The average time needed for the transportation of ultrasound device into operating room (together with introduction and preparation for intraoperative use) and transportation back from operating theatre was about 14 minutes and 13 minutes, respectively. Compared to the average time needed for the IOUS examination, the overall transport time makes two thirds of the overall time devoted to the whole process. This could be avoided by centralization of ultrasound device into operating rooms area. The time recording performed for the first time within this work can form the basis, to what extent a scheduling and central stationing of multifunctional ultrasound devices could reduce the transport and set-up times and allow intraoperative ultrasound examinations to be carried out in a time-opti-mized manner.

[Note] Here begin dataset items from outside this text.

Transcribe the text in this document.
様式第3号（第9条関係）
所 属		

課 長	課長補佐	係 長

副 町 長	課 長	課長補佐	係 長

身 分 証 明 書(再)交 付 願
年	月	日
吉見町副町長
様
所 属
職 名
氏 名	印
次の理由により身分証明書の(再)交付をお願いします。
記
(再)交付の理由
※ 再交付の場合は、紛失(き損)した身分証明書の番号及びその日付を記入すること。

Finally, comparing our results to findings with different ultrasound contrast agents (UCA), Sonazoid is a 2nd generation UCA, composed of microbubbles of perfluorobutane gas coated with hydrogenated egg phosphatidylserine sodium (H-EPSNa) with a mean size of 2.6 μm. While Sonazoid is not allowed to use in Europe at this time, it is a liver-specific UCA and allows imaging in the postvascular phase (Kupffer phase) as well as the dynamic vascular phases. In contrast to other UCAs, Sonazoid has a unique potential to be used for the detection of HCC lesions in various settings, including disease surveillance [28]. While there are no reports about the combined intraoperative application of CEUS with Sonazoid (S-CEUS) and elastography, it has been shown that S-CEUS is useful especially for detecting small metastatic liver lesions for instance after chemotherapy [29]. For the diagnosis of HCC lesions, a benefit of intraoperative S-CEUS has been shown with a sensitivity of 98%, a specificity of 83% and an accuracy of 97% [30]. Furthermore, a few retrospective studies have reported the use of S-CEUS in diagnosis of pancreatobiliary disease. Three-dimensional contrast-enhanced patterns are useful for the differential diagnosis of solid pancreatic lesions, with a reported diagnostic accuracy of 90.5% [31].
Conclusion
Combination of IOUS with CEUS and elastography in oncological liver and pancreas surgery provides valuable information that affects surgical decision-making. This leads to improvement of surgical procedure and also to a significant modification of the overall therapy approach. Time-optimization could be achieved by centralization of the equipment, as the transportation of the device represents a significant time demand.